Wer das nicht glauben will, der höre psychedelisch-verschrobene Meisterstücke wie „See Emily Play“ (bis heute eine meiner absoluten Lieblingsnummern EVER), „Lucifer Sam“, „Arnold Layne“, „Astronomy Domine“ oder „Bike“ – und staune. Und auch auf Barretts Soloalben „The Madcap Laughs“ und „Barrett“ (beide 1970) finden sich viele seltsam schimmernde Perlen wie „Golden Hair“, „Swan Lee“, „Gigolo Aunt“, „Long Gone“, „Baby Lemonade“ oder „Wined and Dined“. Zerfahrene, verspulte, oft unfertig und skizzenhaft wirkende Stücke – und gerade deshalb besonders faszinierend.

Bei Barrett fanden Versatzstücke aus unterschiedlichsten Genres und Ären zusammen, die aus heutiger Sicht schon immer wie füreinander gemacht schienen: urbritische Versponnenheit und Verschrobenheit, psychedelische Traumwelten, mystischer Britfolk, befreiender Rock ’n‘ Roll, unheimliche Kinder- und Märchenbücher.
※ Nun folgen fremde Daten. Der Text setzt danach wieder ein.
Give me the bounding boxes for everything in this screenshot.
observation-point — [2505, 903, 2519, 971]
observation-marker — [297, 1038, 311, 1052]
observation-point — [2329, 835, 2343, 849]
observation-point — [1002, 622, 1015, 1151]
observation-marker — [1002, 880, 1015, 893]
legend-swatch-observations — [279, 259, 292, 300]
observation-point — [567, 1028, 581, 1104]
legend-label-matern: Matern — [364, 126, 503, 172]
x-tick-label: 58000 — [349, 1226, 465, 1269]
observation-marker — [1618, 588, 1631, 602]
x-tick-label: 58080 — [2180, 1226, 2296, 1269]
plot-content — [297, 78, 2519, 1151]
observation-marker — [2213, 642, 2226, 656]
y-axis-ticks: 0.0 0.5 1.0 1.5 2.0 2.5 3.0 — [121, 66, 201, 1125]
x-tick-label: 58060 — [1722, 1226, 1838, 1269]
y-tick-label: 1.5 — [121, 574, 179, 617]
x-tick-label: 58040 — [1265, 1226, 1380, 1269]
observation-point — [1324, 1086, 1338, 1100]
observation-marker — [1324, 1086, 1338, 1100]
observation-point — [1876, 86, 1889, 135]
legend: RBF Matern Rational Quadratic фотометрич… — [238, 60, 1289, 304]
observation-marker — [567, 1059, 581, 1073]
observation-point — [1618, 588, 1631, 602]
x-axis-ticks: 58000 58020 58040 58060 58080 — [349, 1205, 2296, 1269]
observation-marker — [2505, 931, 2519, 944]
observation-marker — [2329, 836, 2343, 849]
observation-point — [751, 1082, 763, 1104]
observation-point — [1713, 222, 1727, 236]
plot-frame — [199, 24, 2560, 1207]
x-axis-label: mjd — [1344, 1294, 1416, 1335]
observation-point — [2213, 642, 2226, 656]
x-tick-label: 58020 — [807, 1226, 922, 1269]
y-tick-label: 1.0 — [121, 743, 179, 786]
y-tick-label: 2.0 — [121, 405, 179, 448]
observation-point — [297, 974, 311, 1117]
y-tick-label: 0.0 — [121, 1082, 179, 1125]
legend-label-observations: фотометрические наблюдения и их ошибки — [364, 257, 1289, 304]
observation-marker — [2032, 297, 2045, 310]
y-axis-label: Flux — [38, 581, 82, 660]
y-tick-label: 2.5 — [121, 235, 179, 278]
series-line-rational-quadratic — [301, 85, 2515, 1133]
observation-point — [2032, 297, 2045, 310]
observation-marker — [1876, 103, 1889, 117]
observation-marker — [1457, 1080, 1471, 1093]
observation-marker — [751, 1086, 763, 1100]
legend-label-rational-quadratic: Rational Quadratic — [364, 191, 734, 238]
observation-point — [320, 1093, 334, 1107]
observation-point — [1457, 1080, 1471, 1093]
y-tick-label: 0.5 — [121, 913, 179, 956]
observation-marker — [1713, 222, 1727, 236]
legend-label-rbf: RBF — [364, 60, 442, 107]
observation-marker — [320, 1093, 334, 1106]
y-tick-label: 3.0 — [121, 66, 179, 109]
Das Schöne, Erhabene und das Abgründige sind die zwei Pole, die das Schaffen von Syd Barrett so aufregend machen – genau wie die Serie Twin Peaks.

Apropos Twin Peaks: David Lynch (selbst ein großer Wahnsinniger) und Mark Frost kehren heuer, nach über 25 Jahren, mit einer dritten Staffel der Serie zurück. Was davon zu erwarten ist, weiß keiner – mindestens aber ein Scheitern auf hohem, bizarrem Niveau. (Das wäre ja auch schon was!). Schon vor der Rückkehr der Serie hat sich die US-Experimentalpop-Band Xiu Xiu mit einem ganz wesentlichen Aspekt von Twin Peaks auseinandergesetzt, nämlich – erraten! – mit der Musik.

Die Scores von Angelo Badalamenti, David Lynchs kongenialem Haus- und Hofkomponisten, und die sphärisch-unwirklichen Gesangsnummer der großen Julee Cruise sind in ihrer Kombination aus gänzlich ironiefreier Romantik, Melancholie und unterschwelliger Bedrohung im Grunde unerreichbar und unantastbar. Xiu-Xiu-Mastermind Jamie Stewart und seine Band haben sich dennoch an die heikle Aufgabe gemacht, diese überirdisch schöne Musik neu zu interpretieren.

Das Ergebnis ist ein dunkel brodelndes Gebräu aus düster-atmosphärischer Elektronik und verstörend-verstörtem Queercore, mit sinistren Noise-Einsprengseln, die wie David Pfister von FM4 ganz richtig schrieb, „den Schönklang der Kompositionen dann noch klarer strahlen lassen“. Xiu Xiu Plays The Music Of Twin Peaks (so heißt das 2016 erschienene Album) ist mehr als nur eine würdige Hommage an Badalamenti und Lynch. Es ist ein eigenständiger, eindrucksvoller Trip in die dunklen Wälder.